Create and colour a Penrose tiling
Calculator
This calculator can help you work out the size of tiles you need for a Penrose tiling project. When tiling, you normally leave a gap between the tiles. You need to take account of the gap to get the perfect tile sizes. This calculator does the maths for you. Set the side length you want on your 72 degree tile (all sides are the same length on a Penrose tile), set the gap size, and the calculator will do the rest. The 36 degree tiles will have slightly shorter sides because the gap affects them more.

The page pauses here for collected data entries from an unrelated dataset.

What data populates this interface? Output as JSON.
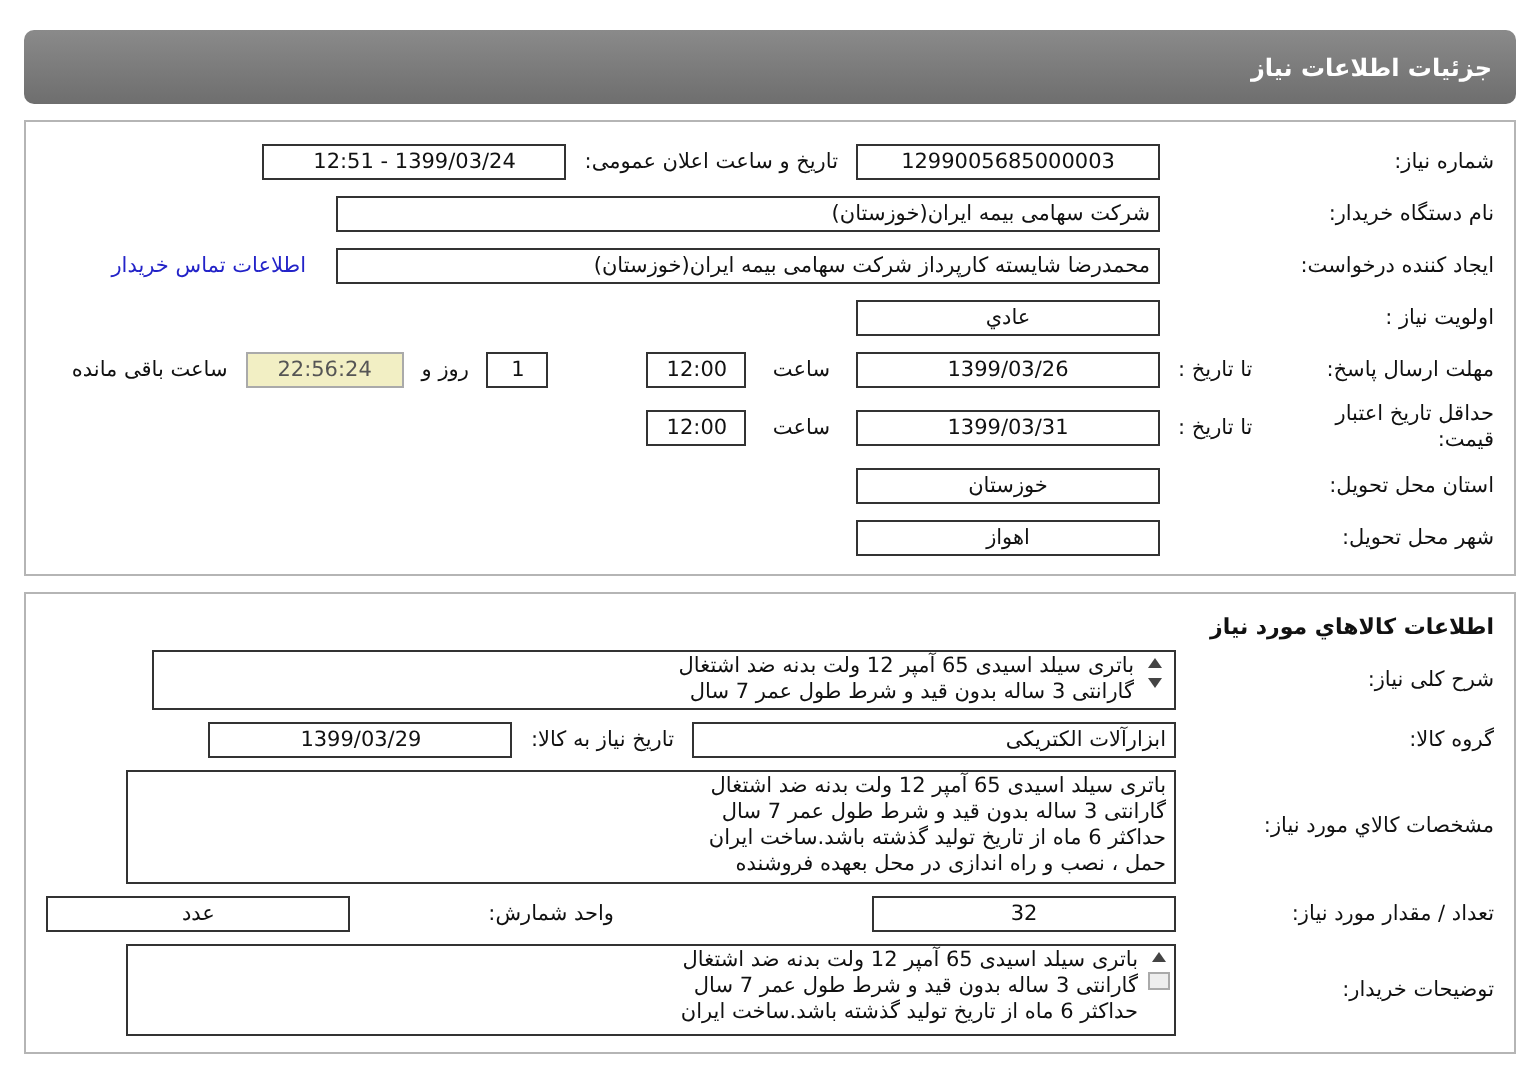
{
  "header": {
    "title": "جزئیات اطلاعات نیاز"
  },
  "need_info": {
    "rows": [
      {
        "label": "شماره نیاز:",
        "items": [
          {
            "kind": "field",
            "text": "1299005685000003"
          },
          {
            "kind": "text",
            "text": "تاریخ و ساعت اعلان عمومی:"
          },
          {
            "kind": "field",
            "text": "1399/03/24 - 12:51"
          }
        ]
      },
      {
        "label": "نام دستگاه خریدار:",
        "items": [
          {
            "kind": "wide_field",
            "text": "شرکت سهامی بیمه ایران(خوزستان)"
          }
        ]
      },
      {
        "label": "ایجاد کننده درخواست:",
        "items": [
          {
            "kind": "wide_field",
            "text": "محمدرضا شایسته کارپرداز شرکت سهامی بیمه ایران(خوزستان)"
          },
          {
            "kind": "link",
            "text": "اطلاعات تماس خریدار"
          }
        ]
      },
      {
        "label": "اولویت نیاز :",
        "items": [
          {
            "kind": "field",
            "text": "عادي"
          }
        ]
      },
      {
        "label": "مهلت ارسال پاسخ:",
        "sublabel": "تا تاریخ :",
        "items": [
          {
            "kind": "field",
            "text": "1399/03/26"
          },
          {
            "kind": "time_label",
            "text": "ساعت"
          },
          {
            "kind": "time_field",
            "text": "12:00"
          },
          {
            "kind": "count_field",
            "text": "1"
          },
          {
            "kind": "text",
            "text": "روز و"
          },
          {
            "kind": "timer",
            "text": "22:56:24"
          },
          {
            "kind": "text",
            "text": "ساعت باقی مانده"
          }
        ]
      },
      {
        "label": "حداقل تاریخ اعتبار قیمت:",
        "sublabel": "تا تاریخ :",
        "items": [
          {
            "kind": "field",
            "text": "1399/03/31"
          },
          {
            "kind": "time_label",
            "text": "ساعت"
          },
          {
            "kind": "time_field",
            "text": "12:00"
          }
        ]
      },
      {
        "label": "استان محل تحویل:",
        "items": [
          {
            "kind": "field",
            "text": "خوزستان"
          }
        ]
      },
      {
        "label": "شهر محل تحویل:",
        "items": [
          {
            "kind": "field",
            "text": "اهواز"
          }
        ]
      }
    ]
  },
  "goods": {
    "title": "اطلاعات کالاهاي مورد نياز",
    "rows": [
      {
        "label": "شرح کلی نیاز:",
        "items": [
          {
            "kind": "scroll_box",
            "text": "باتری سیلد اسیدی 65 آمپر 12 ولت بدنه ضد اشتغال\nگارانتی 3 ساله بدون قید و شرط طول عمر 7 سال"
          }
        ]
      },
      {
        "label": "گروه کالا:",
        "items": [
          {
            "kind": "medium_field",
            "text": "ابزارآلات الکتریکی"
          },
          {
            "kind": "text",
            "text": "تاریخ نیاز به کالا:"
          },
          {
            "kind": "field",
            "text": "1399/03/29"
          }
        ]
      },
      {
        "label": "مشخصات کالاي مورد نياز:",
        "items": [
          {
            "kind": "memo",
            "text": "باتری سیلد اسیدی 65 آمپر 12 ولت بدنه ضد اشتغال\nگارانتی 3 ساله بدون قید و شرط طول عمر 7 سال\nحداکثر 6 ماه از تاریخ تولید گذشته باشد.ساخت ایران\nحمل ، نصب و راه اندازی در محل بعهده فروشنده"
          }
        ]
      },
      {
        "label": "تعداد / مقدار مورد نیاز:",
        "items": [
          {
            "kind": "field",
            "text": "32"
          },
          {
            "kind": "spaced_text",
            "text": "واحد شمارش:"
          },
          {
            "kind": "field",
            "text": "عدد"
          }
        ]
      },
      {
        "label": "توضیحات خریدار:",
        "items": [
          {
            "kind": "notes_box",
            "text": "باتری سیلد اسیدی 65 آمپر 12 ولت بدنه ضد اشتغال\nگارانتی 3 ساله بدون قید و شرط طول عمر 7 سال\nحداکثر 6 ماه از تاریخ تولید گذشته باشد.ساخت ایران"
          }
        ]
      }
    ]
  }
}
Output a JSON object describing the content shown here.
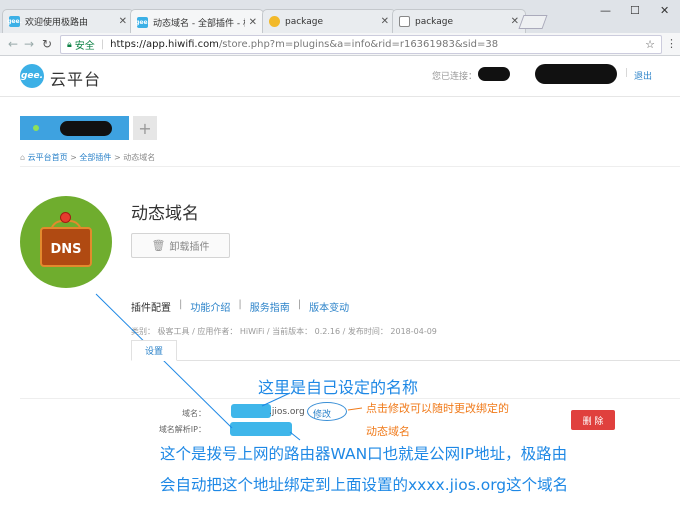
{
  "browser": {
    "tabs": [
      {
        "label": "欢迎使用极路由",
        "icon": "gee-favicon",
        "color": "#3cb0e6",
        "icon_text": "gee."
      },
      {
        "label": "动态域名 - 全部插件 - 极",
        "icon": "gee-favicon",
        "color": "#3cb0e6",
        "icon_text": "gee."
      },
      {
        "label": "package",
        "icon": "chrome-favicon",
        "color": "#f2b92a",
        "icon_text": ""
      },
      {
        "label": "package",
        "icon": "document-icon",
        "color": "#ffffff",
        "icon_text": ""
      }
    ],
    "secure_label": "安全",
    "url_host": "https://app.hiwifi.com",
    "url_path": "/store.php?m=plugins&a=info&rid=r16361983&sid=38"
  },
  "header": {
    "logo_text": "云平台",
    "logo_icon_text": "gee.",
    "connected_label": "您已连接：",
    "logout": "退出"
  },
  "breadcrumb": {
    "home": "云平台首页",
    "sep1": ">",
    "all_plugins": "全部插件",
    "sep2": ">",
    "current": "动态域名"
  },
  "plugin": {
    "icon_text": "DNS",
    "title": "动态域名",
    "uninstall_label": "卸载插件",
    "tabs": [
      "插件配置",
      "功能介绍",
      "服务指南",
      "版本变动"
    ],
    "tab_sep": "|",
    "meta": "类别： 极客工具 / 应用作者： HiWiFi / 当前版本： 0.2.16 / 发布时间： 2018-04-09",
    "settings_tab": "设置"
  },
  "settings": {
    "domain_label": "域名：",
    "domain_suffix": ".jios.org",
    "edit_label": "修改",
    "ip_label": "域名解析IP：",
    "delete_label": "删 除"
  },
  "annotations": {
    "name_note": "这里是自己设定的名称",
    "edit_note_1": "点击修改可以随时更改绑定的",
    "edit_note_2": "动态域名",
    "wan_note_1": "这个是拨号上网的路由器WAN口也就是公网IP地址，极路由",
    "wan_note_2": "会自动把这个地址绑定到上面设置的xxxx.jios.org这个域名"
  },
  "colors": {
    "accent": "#2a82c9",
    "annotation_blue": "#1e88e5",
    "annotation_orange": "#f07a1a",
    "delete": "#e0403d",
    "dns_green": "#6fad2e"
  }
}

measurement | 72° tile | 72° with gap | 36° tile | 36° with gap |
---|---|---|---|---|
Side | 0 | 0 | 0 | 0 |
Edge to Edge | 0 | 0 | 0 | 0 |
Overhang | 0 | 0 | 0 | 0 |
Side + Overhang | 0 | 0 | 0 | 0 |
Long Diagonal | 0 | 0 | 0 | 0 |
Short Diagonal | 0 | 0 | 0 | 0 |
Area | 0 | 0 | 0 | 0 |
How
- Click the green and red circles to expand the pattern with either thick or thin tiles.
- Use the + and - buttons to zoom in or out.

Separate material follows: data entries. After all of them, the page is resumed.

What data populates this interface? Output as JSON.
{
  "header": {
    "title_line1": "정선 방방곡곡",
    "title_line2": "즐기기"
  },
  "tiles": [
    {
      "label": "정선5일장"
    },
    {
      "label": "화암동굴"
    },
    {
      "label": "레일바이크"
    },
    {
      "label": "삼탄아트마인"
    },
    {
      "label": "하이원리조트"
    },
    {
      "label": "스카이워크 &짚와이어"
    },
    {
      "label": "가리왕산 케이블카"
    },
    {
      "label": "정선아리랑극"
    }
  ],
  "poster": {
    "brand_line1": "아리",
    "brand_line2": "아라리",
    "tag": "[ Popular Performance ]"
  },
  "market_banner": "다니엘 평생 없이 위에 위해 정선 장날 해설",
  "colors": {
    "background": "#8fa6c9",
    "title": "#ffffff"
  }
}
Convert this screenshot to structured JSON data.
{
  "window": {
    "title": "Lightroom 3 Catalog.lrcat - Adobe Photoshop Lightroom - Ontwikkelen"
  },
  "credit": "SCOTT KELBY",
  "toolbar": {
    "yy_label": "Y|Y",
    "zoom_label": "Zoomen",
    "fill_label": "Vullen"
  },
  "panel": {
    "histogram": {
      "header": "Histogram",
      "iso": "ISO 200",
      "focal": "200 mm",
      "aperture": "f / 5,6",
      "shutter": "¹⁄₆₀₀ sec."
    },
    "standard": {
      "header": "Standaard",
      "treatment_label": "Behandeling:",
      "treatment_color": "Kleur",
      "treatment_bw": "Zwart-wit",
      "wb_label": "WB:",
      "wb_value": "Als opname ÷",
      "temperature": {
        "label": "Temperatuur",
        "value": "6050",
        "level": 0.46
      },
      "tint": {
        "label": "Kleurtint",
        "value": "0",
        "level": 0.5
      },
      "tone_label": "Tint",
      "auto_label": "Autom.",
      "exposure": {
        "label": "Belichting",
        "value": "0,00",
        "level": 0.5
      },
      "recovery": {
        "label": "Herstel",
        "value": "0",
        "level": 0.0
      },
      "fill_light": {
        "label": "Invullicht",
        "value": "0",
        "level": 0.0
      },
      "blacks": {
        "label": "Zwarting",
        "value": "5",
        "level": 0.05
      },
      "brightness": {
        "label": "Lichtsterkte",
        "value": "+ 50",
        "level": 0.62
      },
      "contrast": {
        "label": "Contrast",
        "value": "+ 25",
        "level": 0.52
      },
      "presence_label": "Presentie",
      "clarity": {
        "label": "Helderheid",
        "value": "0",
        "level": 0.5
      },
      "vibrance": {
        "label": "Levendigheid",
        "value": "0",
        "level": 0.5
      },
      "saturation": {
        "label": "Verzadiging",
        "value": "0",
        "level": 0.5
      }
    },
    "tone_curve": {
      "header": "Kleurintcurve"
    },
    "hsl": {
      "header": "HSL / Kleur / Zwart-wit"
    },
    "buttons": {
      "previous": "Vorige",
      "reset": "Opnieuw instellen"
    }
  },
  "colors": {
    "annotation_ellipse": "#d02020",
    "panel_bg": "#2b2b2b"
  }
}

- Switch between the add/move, paint and fill tools to change between growing or colouring the pattern.
- Change the default colour for thin or thick tiles.
What
Penrose tiling is a non-periodic tiling pattern, the pattern never repeats regularly. It is made from thick and thin rhombus shaped tiles, which have to be placed according to strict rules. This program automatically adds the correct tiles when there is no choice, but allows you to take choices when possible. You can construct some wonderful patterns with pentagonal symmetry, which come to life when you colour them. The patterns get very big very quickly - zoom out to watch it growing.
Sometimes you will be given choices which turn out to be bad, they will prevent further expansion of the pattern. The program uses limited lookahead to try to avoid these, but when one happens, it will cancel your current expansion and prevent it from happening again. If you're very cunning and persistant, it may still be possible to create tilings which break the rules.
Why
I was redesigning my bathroom. Rather than having a regular, normal tiling pattern on the walls, I thought it would be wonderful to have something more mathematically interesting. Since I couldn't find any Penrose tiling generators on the web, I built my own.
This program can make SVG images of your pattern. These don't lose detail as you zoom in and out, so they are great for design work. You can print or save these for a permanent record of your pattern. If you print one where all the colours are set to white, it could be fun for kids to colour it by hand.